Major pharmaceutical companies have shown little interest in developing effective treatments for diseases such as this. There’s no incentive for the commercial risks of research and companies naturally prefer to focus on diseases that can sustain large markets of wealthy regular users.
A similar inattention is suffered by people who have what are collectively known as neglected tropical diseases, which affect about a billion of the world’s poorest people.
They cause death and ill-health but also entrench social and political disadvantage. Even though most are preventable, and easily treatable with appropriate resources.
For those affected, the burden of these diseases, on average, equates to the loss of 56 years of healthy life through early death or chronic disability. Yet, the US Centers for Disease Control estimates that for 50 cents per year per person, the burden of neglected tropical diseases could be eliminated.
So it seems a little incongruous that drugs for Ebola virus disease were in development at all, given the relatively small number of cases and the poverty of those most at risk of infection.
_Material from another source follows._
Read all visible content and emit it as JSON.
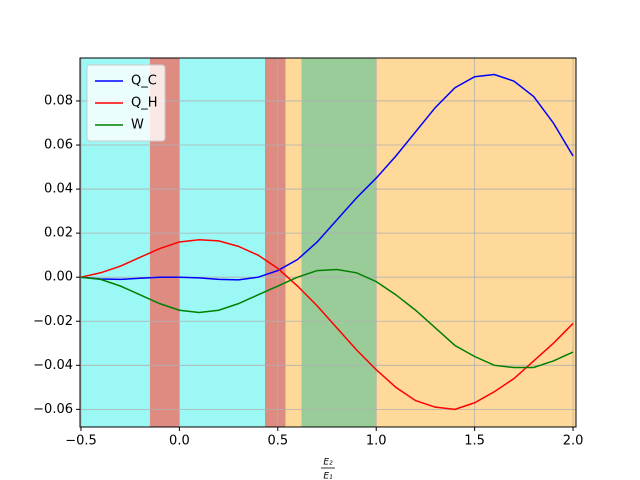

Let’s consider the most advanced drug: ZMapp, which is produced by Mapp Biopharmaceuticals and is the experimental treatment the fuss has been about. The incentive for developing ZMapp was clearly not its broad commercial potential. Instead, it is for developing capacity for biodefence.
Bio-threats on the agenda
After the anthrax attacks of 2001 the US government launched project Bio-shield, a large-scale program aimed at developing organisational capacity and medical countermeasures to deal with existing and emerging biological threats to the US population.
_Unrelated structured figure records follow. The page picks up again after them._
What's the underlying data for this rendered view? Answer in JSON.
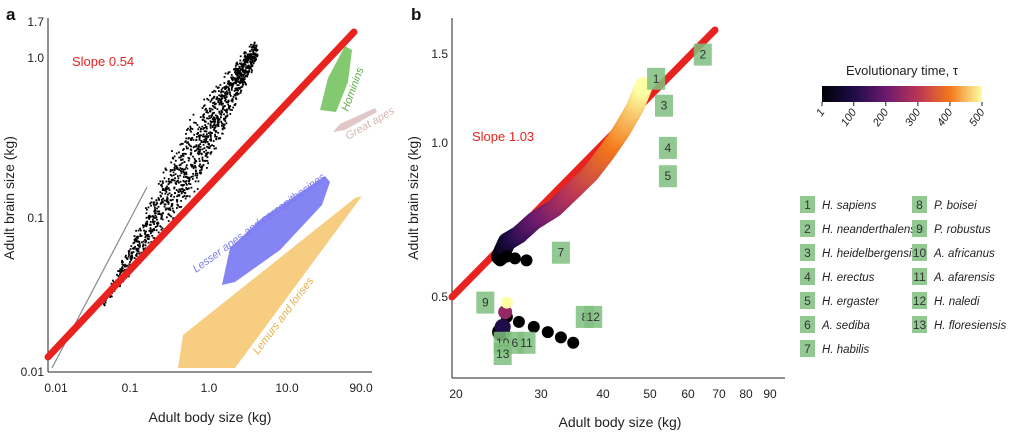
{
  "colors": {
    "fit_line": "#e8231f",
    "hominin_badge": "#7fc07f",
    "scatter": "#000000",
    "apes_region": "#6f6ff2",
    "lemurs_region": "#f5c262",
    "hominins_region": "#6cbf57",
    "other_region": "#d9b9b9",
    "gray_line": "#8a8a8a"
  },
  "panels": {
    "a": {
      "letter": "a",
      "slope_label": "Slope 0.54",
      "xlabel": "Adult body size (kg)",
      "ylabel": "Adult brain size (kg)",
      "x_ticks": [
        "0.01",
        "0.1",
        "1.0",
        "10.0",
        "90.0"
      ],
      "y_ticks": [
        "0.01",
        "0.1",
        "1.0",
        "1.7"
      ],
      "region_labels": {
        "apes": "Lesser apes and cercopithecines",
        "lemurs": "Lemurs and lorises",
        "hominins": "Hominins",
        "other": "Great apes"
      }
    },
    "b": {
      "letter": "b",
      "slope_label": "Slope 1.03",
      "xlabel": "Adult body size (kg)",
      "ylabel": "Adult brain size (kg)",
      "x_ticks": [
        "20",
        "30",
        "40",
        "50",
        "60",
        "70",
        "80",
        "90"
      ],
      "y_ticks": [
        "0.5",
        "1.0",
        "1.5"
      ]
    }
  },
  "colorbar": {
    "title": "Evolutionary time, τ",
    "ticks": [
      "1",
      "100",
      "200",
      "300",
      "400",
      "500"
    ]
  },
  "legend": {
    "col1": [
      {
        "num": "1",
        "name": "H. sapiens"
      },
      {
        "num": "2",
        "name": "H. neanderthalensis"
      },
      {
        "num": "3",
        "name": "H. heidelbergensis"
      },
      {
        "num": "4",
        "name": "H. erectus"
      },
      {
        "num": "5",
        "name": "H. ergaster"
      },
      {
        "num": "6",
        "name": "A. sediba"
      },
      {
        "num": "7",
        "name": "H. habilis"
      }
    ],
    "col2": [
      {
        "num": "8",
        "name": "P. boisei"
      },
      {
        "num": "9",
        "name": "P. robustus"
      },
      {
        "num": "10",
        "name": "A. africanus"
      },
      {
        "num": "11",
        "name": "A. afarensis"
      },
      {
        "num": "12",
        "name": "H. naledi"
      },
      {
        "num": "13",
        "name": "H. floresiensis"
      }
    ]
  },
  "chart_data": [
    {
      "type": "scatter",
      "panel": "a",
      "xlabel": "Adult body size (kg)",
      "ylabel": "Adult brain size (kg)",
      "xscale": "log",
      "yscale": "log",
      "xlim": [
        0.01,
        90
      ],
      "ylim": [
        0.01,
        1.7
      ],
      "fit_line": {
        "label": "Slope 0.54",
        "slope": 0.54,
        "x": [
          0.01,
          90
        ],
        "y": [
          0.0135,
          1.6
        ]
      },
      "scatter_extent": {
        "x": [
          0.05,
          4.5
        ],
        "y": [
          0.018,
          0.45
        ]
      },
      "regions": [
        {
          "name": "Lesser apes and cercopithecines",
          "x": [
            0.8,
            16
          ],
          "y": [
            0.035,
            0.17
          ]
        },
        {
          "name": "Lemurs and lorises",
          "x": [
            0.4,
            40
          ],
          "y": [
            0.007,
            0.12
          ]
        },
        {
          "name": "Hominins",
          "x": [
            25,
            50
          ],
          "y": [
            0.35,
            1.3
          ]
        },
        {
          "name": "Great apes",
          "x": [
            30,
            90
          ],
          "y": [
            0.25,
            0.35
          ]
        }
      ]
    },
    {
      "type": "line",
      "panel": "b",
      "xlabel": "Adult body size (kg)",
      "ylabel": "Adult brain size (kg)",
      "xscale": "log",
      "yscale": "log",
      "xlim": [
        20,
        90
      ],
      "ylim": [
        0.38,
        1.7
      ],
      "fit_line": {
        "label": "Slope 1.03",
        "slope": 1.03,
        "x": [
          20,
          70
        ],
        "y": [
          0.47,
          1.66
        ]
      },
      "trajectory": {
        "x": [
          49,
          47,
          44,
          41,
          38,
          35,
          32,
          29,
          27,
          25.5,
          24.7
        ],
        "y": [
          1.28,
          1.17,
          1.06,
          0.97,
          0.89,
          0.83,
          0.77,
          0.73,
          0.69,
          0.67,
          0.63
        ],
        "tau": [
          500,
          460,
          420,
          380,
          340,
          300,
          240,
          180,
          120,
          60,
          1
        ]
      },
      "branch_points": {
        "x": [
          24.7,
          25.5,
          26.5,
          28
        ],
        "y": [
          0.62,
          0.63,
          0.625,
          0.62
        ]
      },
      "lower_branch": {
        "x": [
          25.5,
          27,
          29,
          31,
          33,
          35
        ],
        "y": [
          0.49,
          0.48,
          0.47,
          0.46,
          0.45,
          0.44
        ]
      },
      "cluster": {
        "x": [
          24.8,
          25,
          25.3,
          25.5
        ],
        "y": [
          0.46,
          0.47,
          0.5,
          0.52
        ],
        "tau": [
          1,
          100,
          250,
          500
        ]
      },
      "hominins": [
        {
          "num": "1",
          "name": "H. sapiens",
          "x": 52,
          "y": 1.32
        },
        {
          "num": "2",
          "name": "H. neanderthalensis",
          "x": 65,
          "y": 1.46
        },
        {
          "num": "3",
          "name": "H. heidelbergensis",
          "x": 54,
          "y": 1.18
        },
        {
          "num": "4",
          "name": "H. erectus",
          "x": 55,
          "y": 0.99
        },
        {
          "num": "5",
          "name": "H. ergaster",
          "x": 55,
          "y": 0.88
        },
        {
          "num": "6",
          "name": "A. sediba",
          "x": 26.5,
          "y": 0.44
        },
        {
          "num": "7",
          "name": "H. habilis",
          "x": 33,
          "y": 0.64
        },
        {
          "num": "8",
          "name": "P. boisei",
          "x": 37,
          "y": 0.49
        },
        {
          "num": "9",
          "name": "P. robustus",
          "x": 23,
          "y": 0.52
        },
        {
          "num": "10",
          "name": "A. africanus",
          "x": 25,
          "y": 0.44
        },
        {
          "num": "11",
          "name": "A. afarensis",
          "x": 28,
          "y": 0.44
        },
        {
          "num": "12",
          "name": "H. naledi",
          "x": 38.5,
          "y": 0.49
        },
        {
          "num": "13",
          "name": "H. floresiensis",
          "x": 25,
          "y": 0.42
        }
      ]
    }
  ]
}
Vast quantities of drugs and vaccines have been stockpiled by the Biomedical Advanced Research and Development Authority (BARDA). BARDA and the US military medical services have also partnered with hundreds of small biotechnology companies to develop medical countermeasures against pathogens that could potentially be used for bio-terrorism.
As well as ZMapp, BARDA is funding three other companies in the early stages of developing different countermeasures against Ebola virus disease.
Australia has benefited from this US military interest. The anti-serum against Hendra virus infection and the equine vaccine are the products of a coalition between the CSIRO and US military medical services.
Millions of dollars were spent on developing countermeasures for an Australian bat-borne pathogen that, as far as we know, has only killed four people. Horse-owners in Queensland have been slow to take up the vaccine, but the US military considers this research worth the investment.
Agents effective against Hendra are also likely to have protective effects against the related Nipah virus. Because of its potential for “weaponisation”, Nipah virus is classified as a likely bio-terrorism agent.
Securitising global health
Rare, albeit high-impact, infectious diseases are not able to sustain a market driven by the needs of those at immediate risk of infection. Yet because of perceptions about their potential impact on the developed world, these infectious pathogens pose challenges to national security.
The pursuit of effective drugs against Ebola virus disease is arguably part of a larger shift in the governance of infectious disease and other public health risk from prevention to preparedness.
Médecins Sans Frontières’ Philippe Calain and the anthropologist Andrew Lakoff both contend this shift has seen the rationale for many public health interventions move from health concerns towards security concerns and economic interests.
Organisations such as the International Monetary Fund (IMF) and World Bank have driven this transformation by framing emerging infectious diseases as threats to markets and economies.
Now, countries in what is known as the Global North (rich, developed countries that make up about a quarter of the world’s population) increasingly perceive people dying from infectious diseases in the Global South (poor, underdeveloped nations) as a risk to their own health and well-being.
Efforts to enhance the latter’s public health capacity and develop new drugs for infectious threats such as Ebola virus disease are driven by the perception of a need to protect the Global North from external threats.
Andrew Lakoff describes two regimes of global health: one focused on instituting systems to establish global health security, and thereby mitigate threats to developed countries. And one focused on the humanitarian relief of neglected tropical diseases in the developing world that helps their populations escape poverty.
Pointedly, Lakoff argues the second regime is being offered to the developing world as a palliation for accepting the first, which impinges on their sovereignty and places constraints on how resources can be used.
Within the new system for the global governance of infectious disease, policies aimed at protecting the Global North from pathogens become a set of “shared” global health objectives. But past national policies of stockpiling drugs and vaccines raise questions about the extent to which the Global South will benefit from any biomedical innovations.
Still, as international health law expert Sara Davies points out, we need to be careful not to view the politics underpinning moves towards global health securitisation in a wholly negative light. Even though efforts to develop treatments of Ebola virus disease are driven by US national interest, in the next few months they might prove to be in everyone’s interest.